The Spanish markets are well supplied with cherries this year. In general, the product has not been affected by the frosts this spring, which have taken a toll on the production of other stone fruit species.
“We started marketing the first cherries in mid-May and we have already sold between 25 and 30% of this year’s production,” says Sergio Alonso, from the sales department of the Cosanse cooperative, based in the municipality of La Almunia de Doña Godina, Zaragoza. “Fortunately, the cherry plantations have not been damaged by the frosts in this area and we are starting with a good harvest, following two difficult seasons with harvests reduced by the impact of the weather.”
The first weeks of the season were marked by the rains. There wasn’t a very high demand and starting prices were lower than at the same time of the previous year. “Early varieties, such as the Burlat, were somewhat affected in terms of quality by the rains. At that time, many of the supermarket chains had not yet started their cherry programs and the weather was also bad, which is not ideal to encourage the consumption of this fruit. All this meant that there was not much interest in cherries and the price was not very good in the first 10 days of the season,” he says.

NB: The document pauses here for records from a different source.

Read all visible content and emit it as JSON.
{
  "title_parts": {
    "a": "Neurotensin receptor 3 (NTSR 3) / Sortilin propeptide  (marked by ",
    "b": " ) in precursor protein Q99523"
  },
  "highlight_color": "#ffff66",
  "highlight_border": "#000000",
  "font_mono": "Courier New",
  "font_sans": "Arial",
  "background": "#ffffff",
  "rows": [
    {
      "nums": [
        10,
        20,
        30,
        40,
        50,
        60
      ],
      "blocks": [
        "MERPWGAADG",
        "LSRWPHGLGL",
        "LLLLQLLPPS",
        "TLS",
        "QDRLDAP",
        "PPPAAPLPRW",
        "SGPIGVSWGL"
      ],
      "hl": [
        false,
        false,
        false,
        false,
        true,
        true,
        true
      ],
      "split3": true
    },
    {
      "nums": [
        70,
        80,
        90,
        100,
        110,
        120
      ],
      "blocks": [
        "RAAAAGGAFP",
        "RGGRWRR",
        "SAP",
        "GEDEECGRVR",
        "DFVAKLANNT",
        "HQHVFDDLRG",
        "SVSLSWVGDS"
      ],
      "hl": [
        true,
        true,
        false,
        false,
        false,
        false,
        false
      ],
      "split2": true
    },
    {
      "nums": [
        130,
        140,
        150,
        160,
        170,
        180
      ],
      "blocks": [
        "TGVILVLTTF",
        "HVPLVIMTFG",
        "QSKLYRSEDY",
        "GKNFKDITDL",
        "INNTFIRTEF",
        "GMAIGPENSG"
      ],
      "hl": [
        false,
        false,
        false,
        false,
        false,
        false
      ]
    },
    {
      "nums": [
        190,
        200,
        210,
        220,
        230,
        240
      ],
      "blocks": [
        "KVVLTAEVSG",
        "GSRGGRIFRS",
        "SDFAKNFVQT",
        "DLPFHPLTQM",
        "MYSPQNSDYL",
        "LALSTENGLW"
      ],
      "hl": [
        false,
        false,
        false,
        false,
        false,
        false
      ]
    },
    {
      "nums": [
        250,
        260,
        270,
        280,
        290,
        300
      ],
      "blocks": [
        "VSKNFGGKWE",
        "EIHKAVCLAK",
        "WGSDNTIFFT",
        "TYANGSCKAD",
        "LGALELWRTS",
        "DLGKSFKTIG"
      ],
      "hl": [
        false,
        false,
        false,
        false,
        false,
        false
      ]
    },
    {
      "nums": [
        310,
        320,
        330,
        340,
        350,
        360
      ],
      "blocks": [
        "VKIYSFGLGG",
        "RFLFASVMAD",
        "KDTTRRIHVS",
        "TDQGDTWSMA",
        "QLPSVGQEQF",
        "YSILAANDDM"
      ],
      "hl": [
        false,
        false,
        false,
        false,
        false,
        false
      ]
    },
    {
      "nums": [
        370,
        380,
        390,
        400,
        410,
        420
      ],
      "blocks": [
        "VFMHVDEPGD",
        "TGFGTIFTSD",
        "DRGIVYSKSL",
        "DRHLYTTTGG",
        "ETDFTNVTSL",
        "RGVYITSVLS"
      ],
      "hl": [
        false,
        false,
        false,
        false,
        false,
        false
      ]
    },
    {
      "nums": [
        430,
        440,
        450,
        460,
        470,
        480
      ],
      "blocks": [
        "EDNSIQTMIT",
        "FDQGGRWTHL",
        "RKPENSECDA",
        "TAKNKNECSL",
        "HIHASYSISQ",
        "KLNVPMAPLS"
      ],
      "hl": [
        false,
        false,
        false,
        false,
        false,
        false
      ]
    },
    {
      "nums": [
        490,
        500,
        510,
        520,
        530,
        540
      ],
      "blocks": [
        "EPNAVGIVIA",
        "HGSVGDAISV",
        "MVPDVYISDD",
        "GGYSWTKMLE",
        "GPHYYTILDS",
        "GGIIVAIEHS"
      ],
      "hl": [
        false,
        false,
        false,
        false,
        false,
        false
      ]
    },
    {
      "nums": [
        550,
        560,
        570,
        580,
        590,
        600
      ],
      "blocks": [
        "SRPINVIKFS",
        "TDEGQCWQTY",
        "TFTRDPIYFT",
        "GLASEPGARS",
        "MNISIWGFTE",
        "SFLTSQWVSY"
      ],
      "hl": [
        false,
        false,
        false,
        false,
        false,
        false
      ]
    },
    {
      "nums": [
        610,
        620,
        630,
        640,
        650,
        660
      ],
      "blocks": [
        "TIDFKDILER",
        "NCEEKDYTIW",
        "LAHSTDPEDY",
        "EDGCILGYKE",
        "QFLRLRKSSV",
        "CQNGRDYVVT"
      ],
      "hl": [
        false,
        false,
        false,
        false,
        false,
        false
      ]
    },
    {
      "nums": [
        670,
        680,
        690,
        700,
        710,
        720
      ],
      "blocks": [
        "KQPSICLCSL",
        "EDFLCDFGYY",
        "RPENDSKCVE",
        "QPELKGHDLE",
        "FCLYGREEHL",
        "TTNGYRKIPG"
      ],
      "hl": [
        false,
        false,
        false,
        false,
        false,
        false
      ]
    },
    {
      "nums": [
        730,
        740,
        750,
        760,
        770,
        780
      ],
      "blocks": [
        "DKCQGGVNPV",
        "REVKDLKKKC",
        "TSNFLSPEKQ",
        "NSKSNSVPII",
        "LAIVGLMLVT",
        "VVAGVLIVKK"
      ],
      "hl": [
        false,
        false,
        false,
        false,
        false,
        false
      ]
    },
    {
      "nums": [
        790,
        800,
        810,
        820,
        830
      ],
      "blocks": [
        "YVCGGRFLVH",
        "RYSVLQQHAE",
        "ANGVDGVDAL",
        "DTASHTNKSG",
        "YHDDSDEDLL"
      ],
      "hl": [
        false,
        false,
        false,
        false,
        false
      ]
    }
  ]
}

“After this period, with the improvement of the weather, the marketing of more turgid varieties and supermarkets already having cherries on their shelves, sales have picked up, although the price has not improved much. We hope that the rains announced for the coming days won’t affect the quality of the product, which is very sensitive to excess moisture,” he says.
Since the beginning of the season, and unlike in the previous year, the domestic market has had a full supply of cherries, with competition between the different Spanish producing areas. “We have competed strongly with Jerte cherries, which arrived earlier this year and have been present in many places. I don’t think there will be any product shortages in the Spanish market for the rest of the season,” says Sergio Alonso.
“Although the production in France has been affected by the frosts, we are not yet seeing much demand from this country, which consumes a lot of cherries. It is possible that the demand for Spanish cherries for export will be reactivated in the coming weeks, but the domestic market will continue to be well-supplied,” he says.
According to the sales manager of this cooperative from Zaragoza, the export markets tend to prefer packaged formats, especially punnets “Consumers seem to prefer the packaged products, as they are less exposed to touching on the shelves. They are also more affordable formats, since the fruit’s size is smaller.”
Apricot and nectarine production falls by between 30 and 40%
Cosanse will soon start harvesting the first apricots, whose plantations have been damaged by frost, so, as in the case of nectarines, between 30 and 40% of the harvest has been lost. For other stone fruit species, such as plums, peaches and flat peaches, a normal harvest is expected.
“The data we have on the European apricot production reveals that there is a great shortage of volumes this year, so we expect a good demand. We will see what prices consumers are willing to pay for this product,” says Sergio Alonso.